Right now I have it in the vault and we are doing studies on it, because to achieve something like this, my word is not enough, so it is necessary for specialists in various areas to analyze it and find no elements to say that the codex is not authentic.

We are already advanced and I would hope that we will break the news soon. Perhaps in a month, we will have the results of the analyses”, he comments.

How many codices do they have in total? “The codices are a very important patrimony of the Mexican people. There should be no more than 550 to 600 codices in the whole world. In Mexico we have almost 200 and, of these, there must be a similar number in the (indigenous) towns, as well as another 100 in France, England, and Austria, which have pre-Hispanic, Mixtec, or Mendocino cultures and, as we know, some of them They sent the king or they did not reach his hands” due to the piracy of the time, he points out.

Shouldn’t all the codices be in Mexico? “If you ask me as director of the BNAH, which has the codices under its protection, I believe that the place where they should be is in our country, because here are the towns that gave birth to them.

In addition, they would promote an important relationship in the field of identity and the reconstruction of historical memory. Unfortunately, in many cases, the abductions occurred from the contact itself. For example, Cortés sent codices to Vienna and one of these could be the Vindobonensis”.

So they should go back to Mexico? “I would prefer that they were here, but it would have to be a reason for conviction, too, and not to fight for them, but to reach a friendly agreement with the countries and institutions that have them.

Because perhaps we can share the fact that they are here and, in this sense, we have two interesting cases, that of Cruz-Badiano and Aubin’s Tonalamatl.

However, Brito Guadarrama accepts that there is currently a new phenomenon around the codices. “It happens that the same indigenous peoples are requesting the Mexican government to help them seek the repatriation of some pieces and, of course, the Mexican State has to act, but not as a lawsuit because I have always said that a toast is better than the smoke of a hundred battles”, he accepts.

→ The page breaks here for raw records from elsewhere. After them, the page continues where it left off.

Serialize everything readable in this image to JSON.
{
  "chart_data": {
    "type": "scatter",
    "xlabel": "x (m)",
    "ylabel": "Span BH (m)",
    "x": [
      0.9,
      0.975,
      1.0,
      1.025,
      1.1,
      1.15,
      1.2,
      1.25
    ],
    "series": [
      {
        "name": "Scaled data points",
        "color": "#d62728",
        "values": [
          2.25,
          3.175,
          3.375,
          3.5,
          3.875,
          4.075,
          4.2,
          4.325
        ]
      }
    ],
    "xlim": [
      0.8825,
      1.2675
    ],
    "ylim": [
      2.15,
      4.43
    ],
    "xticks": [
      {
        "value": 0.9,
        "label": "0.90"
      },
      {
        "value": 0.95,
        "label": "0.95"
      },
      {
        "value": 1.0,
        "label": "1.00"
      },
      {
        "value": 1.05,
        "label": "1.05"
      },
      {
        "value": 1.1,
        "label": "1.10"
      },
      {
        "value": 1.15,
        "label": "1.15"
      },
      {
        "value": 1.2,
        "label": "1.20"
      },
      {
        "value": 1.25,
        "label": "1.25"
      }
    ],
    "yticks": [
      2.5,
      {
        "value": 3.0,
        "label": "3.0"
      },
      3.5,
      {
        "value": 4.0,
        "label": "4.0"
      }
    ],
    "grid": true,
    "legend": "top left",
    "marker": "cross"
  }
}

A recent case, in this sense, occurred in the community of Coixtlahuaca, which seeks to recover its codex, protected in the United States.

MULTIPLE COLLECTIONS
Brito Guadarrama explains that the BNAH —founded in 1888, when Francisco del Paso appointed José María de Ágreda y Sánchez as the first librarian of the collection— not only safeguards codices but more than 600,000 books and 69 collections, a historical newspaper library and photo library, where a convent collection stands out with 25,000 books and jewels, such as eight incunabula, documentation from the second Empire of Maximilian and the diaries of Ignacio Manuel Altamirano.

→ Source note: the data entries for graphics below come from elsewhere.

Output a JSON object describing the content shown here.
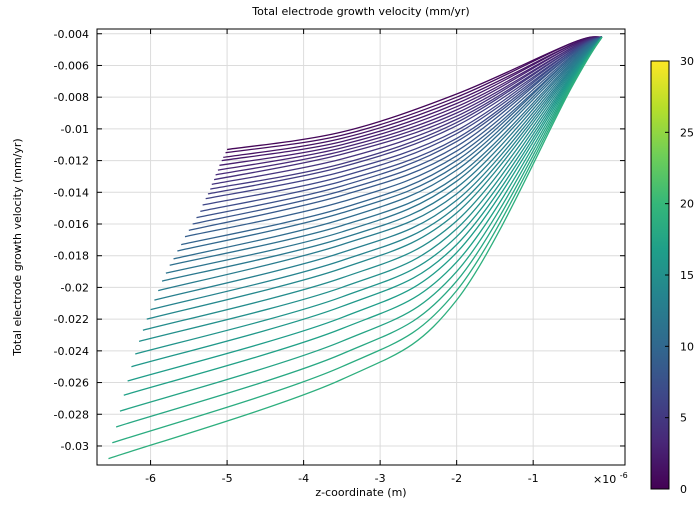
{
  "chart_data": {
    "type": "line",
    "title": "Total electrode growth velocity (mm/yr)",
    "xlabel": "z-coordinate (m)",
    "ylabel": "Total electrode growth velocity (mm/yr)",
    "x_multiplier": "×10",
    "x_multiplier_exp": "-6",
    "xlim": [
      -6.7,
      0.2
    ],
    "ylim": [
      -0.0312,
      -0.0037
    ],
    "x_ticks": [
      {
        "v": -6,
        "label": "-6"
      },
      {
        "v": -5,
        "label": "-5"
      },
      {
        "v": -4,
        "label": "-4"
      },
      {
        "v": -3,
        "label": "-3"
      },
      {
        "v": -2,
        "label": "-2"
      },
      {
        "v": -1,
        "label": "-1"
      }
    ],
    "y_ticks": [
      {
        "v": -0.004,
        "label": "-0.004"
      },
      {
        "v": -0.006,
        "label": "-0.006"
      },
      {
        "v": -0.008,
        "label": "-0.008"
      },
      {
        "v": -0.01,
        "label": "-0.01"
      },
      {
        "v": -0.012,
        "label": "-0.012"
      },
      {
        "v": -0.014,
        "label": "-0.014"
      },
      {
        "v": -0.016,
        "label": "-0.016"
      },
      {
        "v": -0.018,
        "label": "-0.018"
      },
      {
        "v": -0.02,
        "label": "-0.02"
      },
      {
        "v": -0.022,
        "label": "-0.022"
      },
      {
        "v": -0.024,
        "label": "-0.024"
      },
      {
        "v": -0.026,
        "label": "-0.026"
      },
      {
        "v": -0.028,
        "label": "-0.028"
      },
      {
        "v": -0.03,
        "label": "-0.03"
      }
    ],
    "grid": true,
    "colorbar": {
      "min": 0,
      "max": 30,
      "ticks": [
        {
          "v": 0,
          "label": "0"
        },
        {
          "v": 5,
          "label": "5"
        },
        {
          "v": 10,
          "label": "10"
        },
        {
          "v": 15,
          "label": "15"
        },
        {
          "v": 20,
          "label": "20"
        },
        {
          "v": 25,
          "label": "25"
        },
        {
          "v": 30,
          "label": "30"
        }
      ],
      "colormap": [
        "#440154",
        "#482878",
        "#3e4989",
        "#31688e",
        "#26828e",
        "#1f9e89",
        "#35b779",
        "#6ece58",
        "#b5de2b",
        "#fde725"
      ]
    },
    "series": [
      {
        "c": 0.5,
        "x": [
          -5.0,
          -3.5,
          -2.0,
          -0.5,
          -0.1
        ],
        "y": [
          -0.0113,
          -0.0102,
          -0.0078,
          -0.0046,
          -0.0042
        ]
      },
      {
        "c": 1.0,
        "x": [
          -5.02,
          -3.5,
          -2.0,
          -0.5,
          -0.1
        ],
        "y": [
          -0.0115,
          -0.0104,
          -0.008,
          -0.0046,
          -0.0042
        ]
      },
      {
        "c": 1.5,
        "x": [
          -5.05,
          -3.5,
          -2.0,
          -0.5,
          -0.1
        ],
        "y": [
          -0.0118,
          -0.0106,
          -0.0082,
          -0.0047,
          -0.0042
        ]
      },
      {
        "c": 2.0,
        "x": [
          -5.07,
          -3.5,
          -2.0,
          -0.5,
          -0.1
        ],
        "y": [
          -0.012,
          -0.0108,
          -0.0084,
          -0.0047,
          -0.0042
        ]
      },
      {
        "c": 2.5,
        "x": [
          -5.1,
          -3.5,
          -2.0,
          -0.5,
          -0.1
        ],
        "y": [
          -0.0123,
          -0.011,
          -0.0086,
          -0.0048,
          -0.0042
        ]
      },
      {
        "c": 3.0,
        "x": [
          -5.12,
          -3.5,
          -2.0,
          -0.5,
          -0.1
        ],
        "y": [
          -0.0126,
          -0.0112,
          -0.0088,
          -0.0048,
          -0.0042
        ]
      },
      {
        "c": 3.5,
        "x": [
          -5.15,
          -3.5,
          -2.0,
          -0.5,
          -0.1
        ],
        "y": [
          -0.0129,
          -0.0114,
          -0.009,
          -0.0049,
          -0.0042
        ]
      },
      {
        "c": 4.0,
        "x": [
          -5.17,
          -3.5,
          -2.0,
          -0.5,
          -0.1
        ],
        "y": [
          -0.0132,
          -0.0116,
          -0.0092,
          -0.0049,
          -0.0042
        ]
      },
      {
        "c": 4.5,
        "x": [
          -5.2,
          -3.5,
          -2.0,
          -0.5,
          -0.1
        ],
        "y": [
          -0.0135,
          -0.0119,
          -0.0094,
          -0.005,
          -0.0042
        ]
      },
      {
        "c": 5.0,
        "x": [
          -5.22,
          -3.5,
          -2.0,
          -0.5,
          -0.1
        ],
        "y": [
          -0.0138,
          -0.0122,
          -0.0096,
          -0.005,
          -0.0042
        ]
      },
      {
        "c": 5.5,
        "x": [
          -5.25,
          -3.5,
          -2.0,
          -0.5,
          -0.1
        ],
        "y": [
          -0.0141,
          -0.0124,
          -0.0098,
          -0.0051,
          -0.0042
        ]
      },
      {
        "c": 6.0,
        "x": [
          -5.28,
          -3.5,
          -2.0,
          -0.5,
          -0.1
        ],
        "y": [
          -0.0144,
          -0.0127,
          -0.0101,
          -0.0051,
          -0.0042
        ]
      },
      {
        "c": 6.5,
        "x": [
          -5.32,
          -3.5,
          -2.0,
          -0.5,
          -0.1
        ],
        "y": [
          -0.0148,
          -0.013,
          -0.0103,
          -0.0052,
          -0.0042
        ]
      },
      {
        "c": 7.0,
        "x": [
          -5.35,
          -3.5,
          -2.0,
          -0.5,
          -0.1
        ],
        "y": [
          -0.0152,
          -0.0133,
          -0.0106,
          -0.0052,
          -0.0042
        ]
      },
      {
        "c": 7.5,
        "x": [
          -5.4,
          -3.5,
          -2.0,
          -0.5,
          -0.1
        ],
        "y": [
          -0.0156,
          -0.0136,
          -0.0108,
          -0.0053,
          -0.0042
        ]
      },
      {
        "c": 8.0,
        "x": [
          -5.45,
          -3.5,
          -2.0,
          -0.5,
          -0.1
        ],
        "y": [
          -0.016,
          -0.0139,
          -0.0111,
          -0.0053,
          -0.0042
        ]
      },
      {
        "c": 8.5,
        "x": [
          -5.5,
          -3.5,
          -2.0,
          -0.5,
          -0.1
        ],
        "y": [
          -0.0164,
          -0.0142,
          -0.0114,
          -0.0054,
          -0.0042
        ]
      },
      {
        "c": 9.0,
        "x": [
          -5.55,
          -3.5,
          -2.0,
          -0.5,
          -0.1
        ],
        "y": [
          -0.0168,
          -0.0146,
          -0.0117,
          -0.0055,
          -0.0042
        ]
      },
      {
        "c": 9.5,
        "x": [
          -5.6,
          -3.5,
          -2.0,
          -0.5,
          -0.1
        ],
        "y": [
          -0.0173,
          -0.015,
          -0.012,
          -0.0055,
          -0.0042
        ]
      },
      {
        "c": 10.0,
        "x": [
          -5.65,
          -3.5,
          -2.0,
          -0.5,
          -0.1
        ],
        "y": [
          -0.0177,
          -0.0153,
          -0.0123,
          -0.0056,
          -0.0042
        ]
      },
      {
        "c": 10.5,
        "x": [
          -5.7,
          -3.5,
          -2.0,
          -0.5,
          -0.1
        ],
        "y": [
          -0.0182,
          -0.0157,
          -0.0126,
          -0.0057,
          -0.0042
        ]
      },
      {
        "c": 11.0,
        "x": [
          -5.75,
          -3.5,
          -2.0,
          -0.5,
          -0.1
        ],
        "y": [
          -0.0186,
          -0.0161,
          -0.013,
          -0.0058,
          -0.0042
        ]
      },
      {
        "c": 11.5,
        "x": [
          -5.8,
          -3.5,
          -2.0,
          -0.5,
          -0.1
        ],
        "y": [
          -0.0191,
          -0.0165,
          -0.0133,
          -0.0059,
          -0.0042
        ]
      },
      {
        "c": 12.0,
        "x": [
          -5.85,
          -3.5,
          -2.0,
          -0.5,
          -0.1
        ],
        "y": [
          -0.0196,
          -0.0169,
          -0.0137,
          -0.006,
          -0.0042
        ]
      },
      {
        "c": 12.5,
        "x": [
          -5.9,
          -3.5,
          -2.0,
          -0.5,
          -0.1
        ],
        "y": [
          -0.0202,
          -0.0173,
          -0.0141,
          -0.0061,
          -0.0042
        ]
      },
      {
        "c": 13.0,
        "x": [
          -5.95,
          -3.5,
          -2.0,
          -0.5,
          -0.1
        ],
        "y": [
          -0.0208,
          -0.0178,
          -0.0145,
          -0.0062,
          -0.0042
        ]
      },
      {
        "c": 13.5,
        "x": [
          -6.0,
          -3.5,
          -2.0,
          -0.5,
          -0.1
        ],
        "y": [
          -0.0214,
          -0.0183,
          -0.0149,
          -0.0063,
          -0.0042
        ]
      },
      {
        "c": 14.0,
        "x": [
          -6.05,
          -3.5,
          -2.0,
          -0.5,
          -0.1
        ],
        "y": [
          -0.022,
          -0.0188,
          -0.0153,
          -0.0064,
          -0.0042
        ]
      },
      {
        "c": 14.5,
        "x": [
          -6.1,
          -3.5,
          -2.0,
          -0.5,
          -0.1
        ],
        "y": [
          -0.0227,
          -0.0194,
          -0.0158,
          -0.0065,
          -0.0042
        ]
      },
      {
        "c": 15.0,
        "x": [
          -6.15,
          -3.5,
          -2.0,
          -0.5,
          -0.1
        ],
        "y": [
          -0.0234,
          -0.02,
          -0.0163,
          -0.0066,
          -0.0042
        ]
      },
      {
        "c": 15.5,
        "x": [
          -6.2,
          -3.5,
          -2.0,
          -0.5,
          -0.1
        ],
        "y": [
          -0.0242,
          -0.0206,
          -0.0168,
          -0.0067,
          -0.0042
        ]
      },
      {
        "c": 16.0,
        "x": [
          -6.25,
          -3.5,
          -2.0,
          -0.5,
          -0.1
        ],
        "y": [
          -0.025,
          -0.0212,
          -0.0173,
          -0.0068,
          -0.0042
        ]
      },
      {
        "c": 16.5,
        "x": [
          -6.3,
          -3.5,
          -2.0,
          -0.5,
          -0.1
        ],
        "y": [
          -0.0259,
          -0.0219,
          -0.0178,
          -0.0069,
          -0.0042
        ]
      },
      {
        "c": 17.0,
        "x": [
          -6.35,
          -3.5,
          -2.0,
          -0.5,
          -0.1
        ],
        "y": [
          -0.0268,
          -0.0226,
          -0.0184,
          -0.007,
          -0.0042
        ]
      },
      {
        "c": 17.5,
        "x": [
          -6.4,
          -3.5,
          -2.0,
          -0.5,
          -0.1
        ],
        "y": [
          -0.0278,
          -0.0234,
          -0.019,
          -0.0071,
          -0.0042
        ]
      },
      {
        "c": 18.0,
        "x": [
          -6.45,
          -3.5,
          -2.0,
          -0.5,
          -0.1
        ],
        "y": [
          -0.0288,
          -0.0242,
          -0.0196,
          -0.0072,
          -0.0042
        ]
      },
      {
        "c": 18.5,
        "x": [
          -6.5,
          -3.5,
          -2.0,
          -0.5,
          -0.1
        ],
        "y": [
          -0.0298,
          -0.025,
          -0.0202,
          -0.0073,
          -0.0042
        ]
      },
      {
        "c": 19.0,
        "x": [
          -6.55,
          -3.5,
          -2.0,
          -0.5,
          -0.1
        ],
        "y": [
          -0.0308,
          -0.0258,
          -0.0208,
          -0.0074,
          -0.0042
        ]
      }
    ]
  }
}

As well as documents of José María Morelos y Pavón, a copy of the testament of Alonso Bejarano (informant of Bernardino de Sahagún), and the document of La Obediencia, considered the baptismal faith of evangelization in America, which will soon seek its nomination as a declaration as Memory of the World, among many others

“I would prefer that they (the codices) be here, but it would have to be a reason for conviction, too, and not to fight for them”, Baltazar Brito G, director of the BNAH

TWO PIECES RETURNED TO MEXICO
Brito Guadarrama highlights the recovery of two codices in the history of the BNAH.

The first occurred in 1990, when Pope John Paul II returned the Codex de la Cruz-Badiano, after the reestablishment of diplomatic relations between Mexico and the Vatican.

It is an important book from the historical point of view since it is the most important treatise on pre-Hispanic medicine that exists”, he comments.

The second recovery was controversial and happened in 1982 when the lawyer José Luis Castañeda stole Aubin’s Tonalamatl Codex from the French National Library (BNF) and led to an international conflict.

There is already a friendly agreement, but it is difficult to tell, however, since the document remains in Mexico and is already in a vault property of INAH, although when we presented it nine years ago, we took the BNF into account.

“Is it wrong how it came out? No, it is not appropriate, but since it entered Mexico, the property acquired a different status from a legal perspective”, Brito Guadarrama concluded.